A Brief History of Sudan
Sudan has only taken its current geographical form relatively recently, combining the lands of several ancient kingdoms. I’ve written more than I usually do about the history of the country here, as it’s such a crucial aspect of visiting Sudan.
The Kingdom of Kush
- The fledgling Kingdom of Kush, located along the Nile region in what is now northern Sudan, was, (driven by gold in Kush and the need for more soldiers), subsumed by the rulers of ancient Egypt into the Middle Kingdom. around 2000 BC. This era was brought to an end by the invasion of the Hyksos nomads around 1720 BC .Eventually, a culturally distinct indigenous Kushite kingdom emerged at El Kurru, near present-day Dongola.
- Egyptian power revived during the New Kingdom (c. 1570–1100 BC), and Kush was once more incorporated into ancient Egypt, this time under the New Kingdom and governed by a viceroy.
- Eventually the Egyptians withdrew again and in the early eighth century BC, Kush emerged as an independent kingdom ruled from Napata. The Kushitesin their turn – the so called Black Pharaohs, slowly extended their influence into Egypt culminating in the Twenty-fifth Dynasty and an empire that equalled the size of Egypt at its height. This Nubian empire terminated in the end because of defeat by the much larger Assyrian empire.
- The Kushite court was forced to move south to Meroe near the Sixth Nile Cataract to escape successive Egyptian invasions. For several centuries thereafter, the Meroitic kingdom was able to grow independently of Egypt, though. Egyptian-influenced pharaonic tradition persisted. The rulers erected Nubian pyramids to contain their tombs. However they developed their own, Meroitic alphabet This empire was finally brought to an end when it was conquered by neighbouring kingdom of Axum. (350 AD)

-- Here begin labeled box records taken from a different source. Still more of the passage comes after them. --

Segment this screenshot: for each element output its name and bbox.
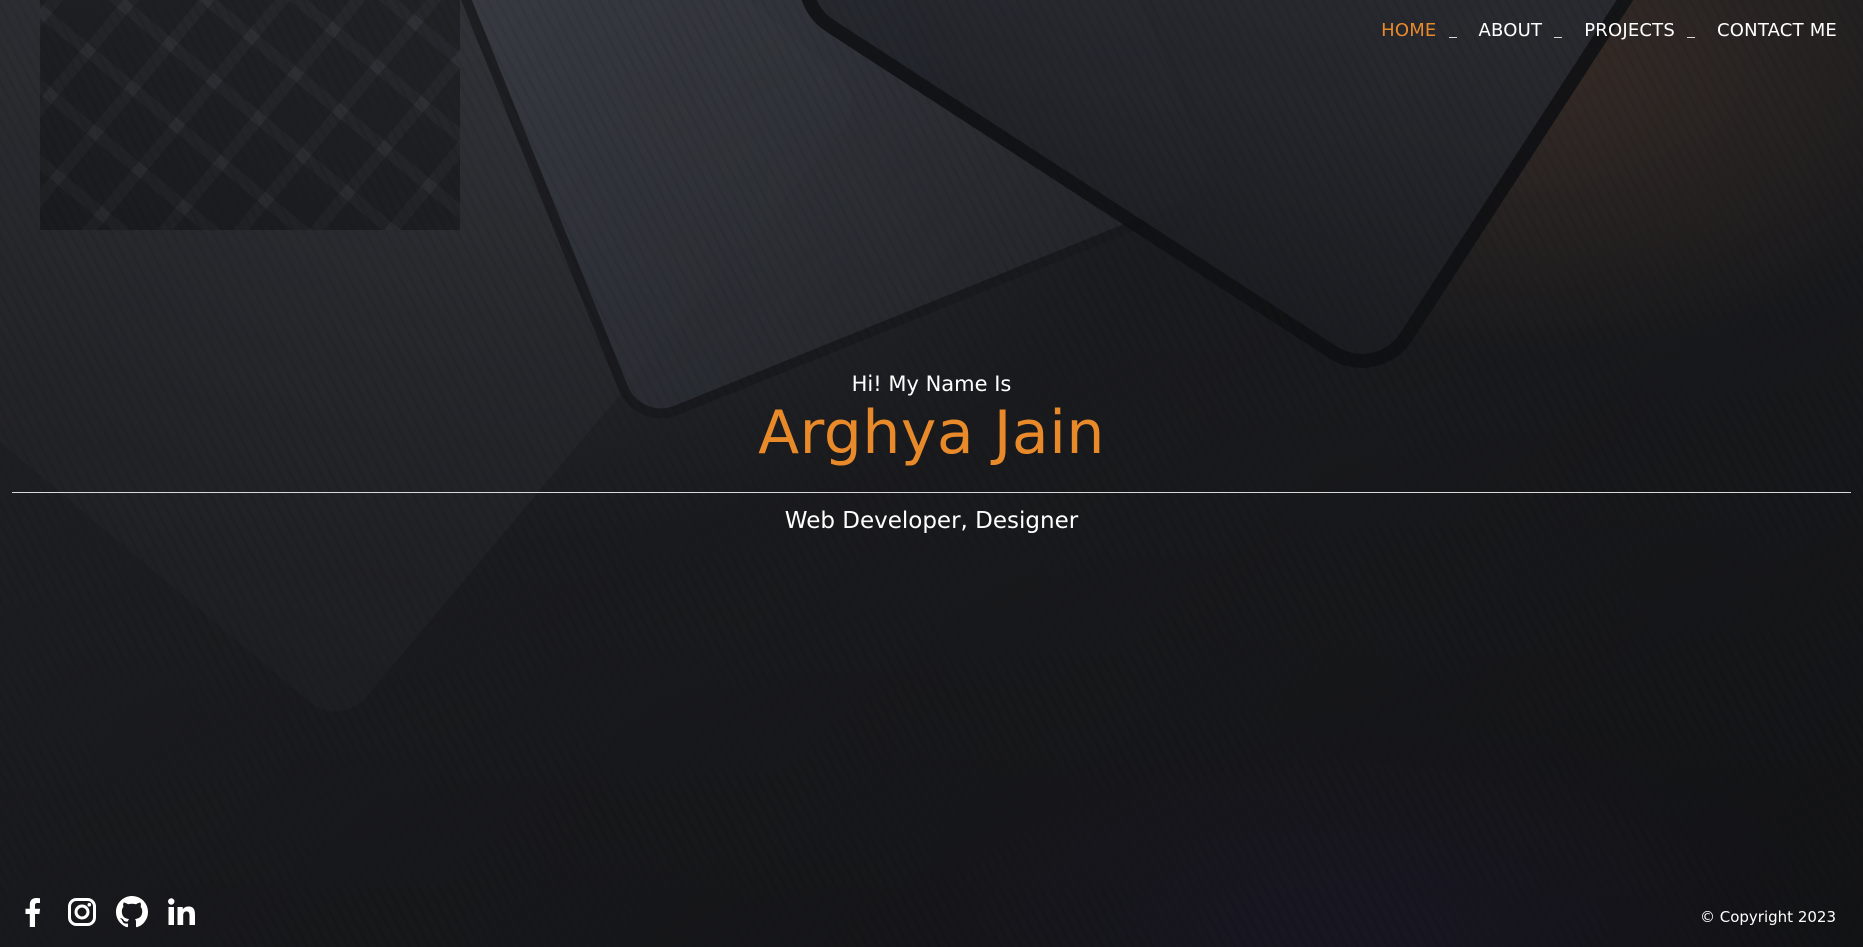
nav-separator — [1448, 37, 1457, 38]
nav-separator — [1554, 37, 1563, 38]
facebook-icon — [25, 898, 41, 927]
linkedin-icon — [168, 898, 195, 925]
background-photo — [0, 0, 1863, 947]
social-links — [16, 896, 198, 928]
github-icon — [116, 896, 148, 928]
hero-greeting: Hi! My Name Is — [851, 372, 1012, 396]
dark-overlay — [0, 0, 1863, 947]
instagram-icon — [68, 898, 96, 926]
nav-contact-link[interactable]: CONTACT ME — [1717, 20, 1837, 41]
nav-home-link[interactable]: HOME — [1381, 20, 1436, 41]
linkedin-link[interactable] — [166, 896, 198, 928]
instagram-link[interactable] — [66, 896, 98, 928]
nav-projects-link[interactable]: PROJECTS — [1584, 20, 1675, 41]
main-nav: HOME ABOUT PROJECTS CONTACT ME — [1381, 20, 1837, 41]
hero-role: Web Developer, Designer — [784, 508, 1079, 534]
nav-about-link[interactable]: ABOUT — [1479, 20, 1543, 41]
github-link[interactable] — [116, 896, 148, 928]
hero-name: Arghya Jain — [758, 398, 1105, 468]
nav-separator — [1687, 37, 1696, 38]
facebook-link[interactable] — [16, 896, 48, 928]
hero-divider — [12, 492, 1851, 493]
copyright-text: © Copyright 2023 — [1699, 908, 1836, 926]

- The three Nubian kingdoms Nobatia, Makuria and Alodia were Christianised in the sixth century.
- The Nile Valley did not undergo formal Islamization until the fourteenth-fifteenth century, following the decline of the Christian kingdoms.
- The kingdoms were succeeded by the Sultanate of Sennar in the early 16th century, which controlled large parts of the Nile Valley and the Eastern Desert, while other kingdoms controlled Darfur and the south.
- During the 1820s both regions, were seized by Muhammad Ali of Egypt
- An ongoing struggle for independence culminated in the modern Republic of Sudan formed in 1956, inheriting its boundaries from Anglo-Egyptian Sudan, established in 1899. For times predating 1899, usage of the term "Sudan" for the territory of the Republic of Sudan was somewhat anachronistic, and may have referred to the more diffuse concept of the Sudan.
- Since its independence in 1956, the history of Sudan has been plagued by internal conflict, leading to the secession of South Sudan on 9 July 2011,
Snippets of Information
- The name Sudan is short for Bilād as-Sudan, which in Arabic means “Land of the Blacks.”
- Sudan was the largest country in Africa prior to the secession of South Sudan in 2011. It is now the third largest, after Algeria and Democratic Republic of the Congo.
- 97% of the Sudan’s population are followers of Islam, and most of them embrace the Sunni form of Islam. The Sudanese base their legal system on Islamic Sharia Law. Women in the Sudan can be whipped in public by police officers for public indecency. Public indecency can entail getting into a car with a man they are not related to, or not dressing conservatively enough. Another legal, judicial punishment is stoning, usually for women for adultery. People can be sentenced to flogging for various crimes. In 2001, 53 Christians in the Sudan were flogged. In the Sudan, crucifixion is legal as a punishment. Alcohol is forbidden. When Sharia law was first enforced in 1983, the whole country’s stock of alcohol was poured into the Nile River.
- The official languages in the Sudan are Arabic and English.
Is Sudan a Poor Country?
46% of people live under the poverty line, however, Sudan is not eligible for sorely needed debt relief, due to still being on the United States list of State Sponsors of Terrorism. Negotiation is ongoing.